Food is the single largest category of material placed in municipal landfills, leading to an increase in methane emissions, a loss of resources, and wasted nourishment that could go to the 44 million people in the United States who face food insecurity. 

While there are strategies to reduce food waste in the U.S., there needs to be an equal effort to bring awareness to effective food waste recycling methods.
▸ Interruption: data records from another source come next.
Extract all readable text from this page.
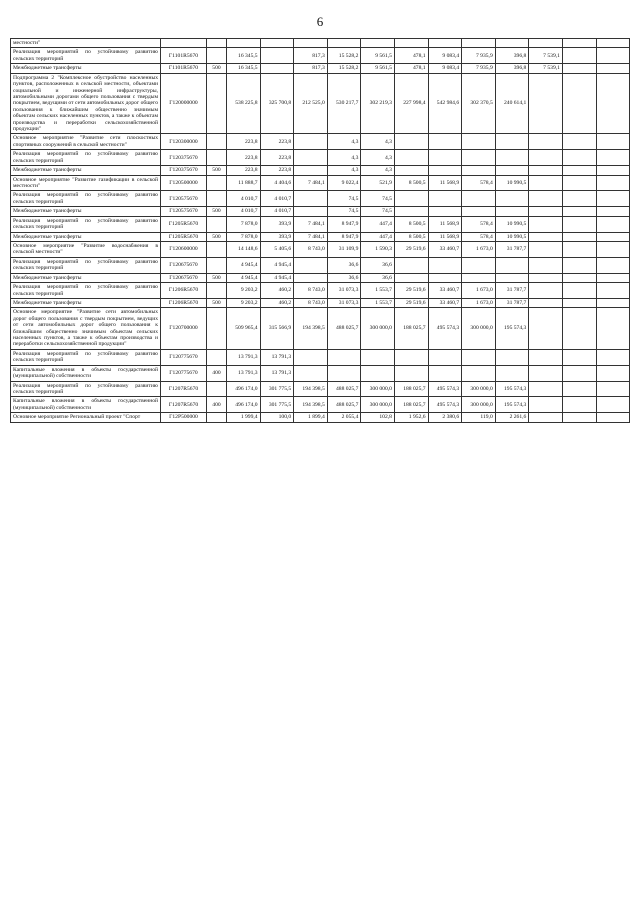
6
местности"														
Реализация мероприятий по устойчивому развитию сельских территорий	Г1101R5670		16 345,5		817,3	15 528,2	9 561,5	478,1	9 083,4	7 935,9	396,8	7 539,1		
Межбюджетные трансферты	Г1101R5670	500	16 345,5		817,3	15 528,2	9 561,5	478,1	9 083,4	7 935,9	396,8	7 539,1		
Подпрограмма 2 "Комплексное обустройство населенных пунктов, расположенных в сельской местности, объектами социальной и инженерной инфраструктуры, автомобильными дорогами общего пользования с твердым покрытием, ведущими от сети автомобильных дорог общего пользования к ближайшим общественно значимым объектам сельских населенных пунктов, а также к объектам производства и переработки сельскохозяйственной продукции"	Г120000000		538 225,8	325 700,8	212 525,0	530 217,7	302 219,3	227 998,4	542 984,6	302 370,5	240 614,1			
Основное мероприятие "Развитие сети плоскостных спортивных сооружений в сельской местности"	Г120300000		223,8	223,8		4,3	4,3							
Реализация мероприятий по устойчивому развитию сельских территорий	Г120375670		223,8	223,8		4,3	4,3							
Межбюджетные трансферты	Г120375670	500	223,8	223,8		4,3	4,3							
Основное мероприятие "Развитие газификации в сельской местности"	Г120500000		11 888,7	4 404,6	7 484,1	9 022,4	521,9	8 500,5	11 568,9	578,4	10 990,5			
Реализация мероприятий по устойчивому развитию сельских территорий	Г120575670		4 010,7	4 010,7		74,5	74,5							
Межбюджетные трансферты	Г120575670	500	4 010,7	4 010,7		74,5	74,5							
Реализация мероприятий по устойчивому развитию сельских территорий	Г1205R5670		7 878,0	393,9	7 484,1	8 947,9	447,4	8 500,5	11 568,9	578,4	10 990,5			
Межбюджетные трансферты	Г1205R5670	500	7 878,0	393,9	7 484,1	8 947,9	447,4	8 500,5	11 568,9	578,4	10 990,5			
Основное мероприятие "Развитие водоснабжения в сельской местности"	Г120600000		14 148,6	5 405,6	8 743,0	31 109,9	1 590,3	29 519,6	33 460,7	1 673,0	31 787,7			
Реализация мероприятий по устойчивому развитию сельских территорий	Г120675670		4 945,4	4 945,4		36,6	36,6							
Межбюджетные трансферты	Г120675670	500	4 945,4	4 945,4		36,6	36,6							
Реализация мероприятий по устойчивому развитию сельских территорий	Г1206R5670		9 203,2	460,2	8 743,0	31 073,3	1 553,7	29 519,6	33 460,7	1 673,0	31 787,7			
Межбюджетные трансферты	Г1206R5670	500	9 203,2	460,2	8 743,0	31 073,3	1 553,7	29 519,6	33 460,7	1 673,0	31 787,7			
Основное мероприятие "Развитие сети автомобильных дорог общего пользования с твердым покрытием, ведущих от сети автомобильных дорог общего пользования к ближайшим общественно значимым объектам сельских населенных пунктов, а также к объектам производства и переработки сельскохозяйственной продукции"	Г120700000		509 965,4	315 566,9	194 398,5	488 025,7	300 000,0	188 025,7	495 574,3	300 000,0	195 574,3			
Реализация мероприятий по устойчивому развитию сельских территорий	Г120775670		13 791,3	13 791,3										
Капитальные вложения в объекты государственной (муниципальной) собственности	Г120775670	400	13 791,3	13 791,3										
Реализация мероприятий по устойчивому развитию сельских территорий	Г1207R5670		496 174,0	301 775,5	194 398,5	488 025,7	300 000,0	188 025,7	495 574,3	300 000,0	195 574,3			
Капитальные вложения в объекты государственной (муниципальной) собственности	Г1207R5670	400	496 174,0	301 775,5	194 398,5	488 025,7	300 000,0	188 025,7	495 574,3	300 000,0	195 574,3			
Основное мероприятие Региональный проект "Спорт	Г12P500000		1 999,4	100,0	1 899,4	2 055,4	102,8	1 952,6	2 380,6	119,0	2 261,6			
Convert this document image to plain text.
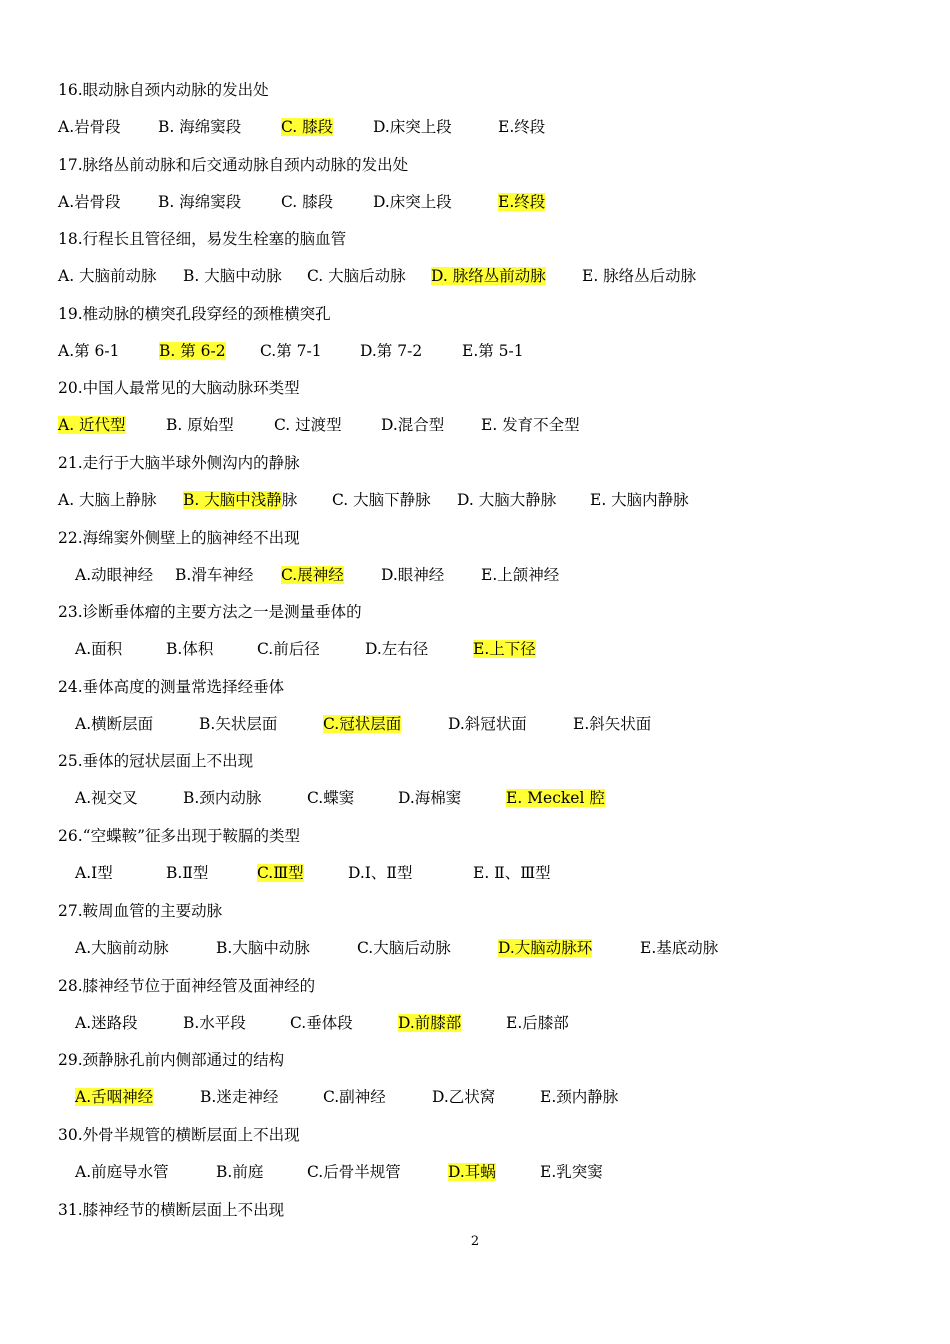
16.眼动脉自颈内动脉的发出处
A.岩骨段 B. 海绵窦段	C. 膝段	D.床突上段	E.终段
17.脉络丛前动脉和后交通动脉自颈内动脉的发出处
A.岩骨段 B. 海绵窦段	C. 膝段	D.床突上段	E.终段
18.行程长且管径细，易发生栓塞的脑血管
A. 大脑前动脉 B. 大脑中动脉 C. 大脑后动脉 D. 脉络丛前动脉 E. 脉络丛后动脉
19.椎动脉的横突孔段穿经的颈椎横突孔
A.第 6-1	B. 第 6-2 C.第 7-1 D.第 7-2	E.第 5-1
20.中国人最常见的大脑动脉环类型
A. 近代型	B. 原始型	C. 过渡型	D.混合型 E. 发育不全型
21.走行于大脑半球外侧沟内的静脉
A. 大脑上静脉 B. 大脑中浅静脉 C. 大脑下静脉 D. 大脑大静脉 E. 大脑内静脉
22.海绵窦外侧壁上的脑神经不出现
A.动眼神经 B.滑车神经 C.展神经 D.眼神经 E.上颌神经
23.诊断垂体瘤的主要方法之一是测量垂体的
A.面积	B.体积	C.前后径	D.左右径	E.上下径
24.垂体高度的测量常选择经垂体
A.横断层面	B.矢状层面	C.冠状层面	D.斜冠状面	E.斜矢状面
25.垂体的冠状层面上不出现
A.视交叉	B.颈内动脉	C.蝶窦	D.海棉窦	E. Meckel 腔
26.“空蝶鞍”征多出现于鞍膈的类型
A.Ⅰ型	B.Ⅱ型	C.Ⅲ型	D.Ⅰ、Ⅱ型	E. Ⅱ、Ⅲ型
27.鞍周血管的主要动脉
A.大脑前动脉	B.大脑中动脉	C.大脑后动脉	D.大脑动脉环	E.基底动脉
28.膝神经节位于面神经管及面神经的
A.迷路段	B.水平段	C.垂体段	D.前膝部	E.后膝部
29.颈静脉孔前内侧部通过的结构
A.舌咽神经	B.迷走神经	C.副神经	D.乙状窝	E.颈内静脉
30.外骨半规管的横断层面上不出现
A.前庭导水管	B.前庭	C.后骨半规管	D.耳蜗	E.乳突窦
31.膝神经节的横断层面上不出现
2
The first step is understanding the importance of recycling, knowing how to recycle food waste, and implementing these strategies in different industries. 

This comprehensive guide explores these strategies in more depth, exploring the benefits and best practices of food waste recycling. 

Key Takeaways 

  • Food waste recycling offers a range of benefits to both the environment and businesses, including tax breaks, cost savings, reduction in methane emissions, and resource conservation, among others. 
  • A food waste audit is the first step for businesses to start recycling; it works to identify types and quantities of food waste in order to plan proper food waste recycling methods. 
  • Businesses must choose the right on-site equipment to help in their recycling efforts, which may include anaerobic digesters, composting bins, data analytics and control, or waste collection bins. 
  • There are multiple ways to implement food waste recycling at home, such as composting, kitchen-top digesters, Bokashi Bins, or checking local recycling incentives for assistance. 
  • Innovative food waste technology has been crucial in improving food waste recycling efforts, allowing businesses to comply with new regulations around the United States

Understanding Food Waste Recycling 

While the goal is to reduce food waste, it’s impossible to eliminate it all together. That’s why food waste and recycling go hand in hand, acting as a sustainable outlet that’s beneficial to the environment. As we’ll see, there are many ways to implement food waste recycling solutions, but every company must consider the best approach for their business. 

What is Food Waste Recycling? 

Food waste recycling is the process of converting organic food waste into useful materials and products, such as animal feed, compost, and natural fertilizers. The goal of food waste recycling is to divert organic material away from landfills, resulting in a more sustainable and environmentally friendly solution. There are many ways to implement organic food waste recycling in businesses and homes, with composting, anaerobic digestion, and the use of innovative technology being a few of the popular strategies. 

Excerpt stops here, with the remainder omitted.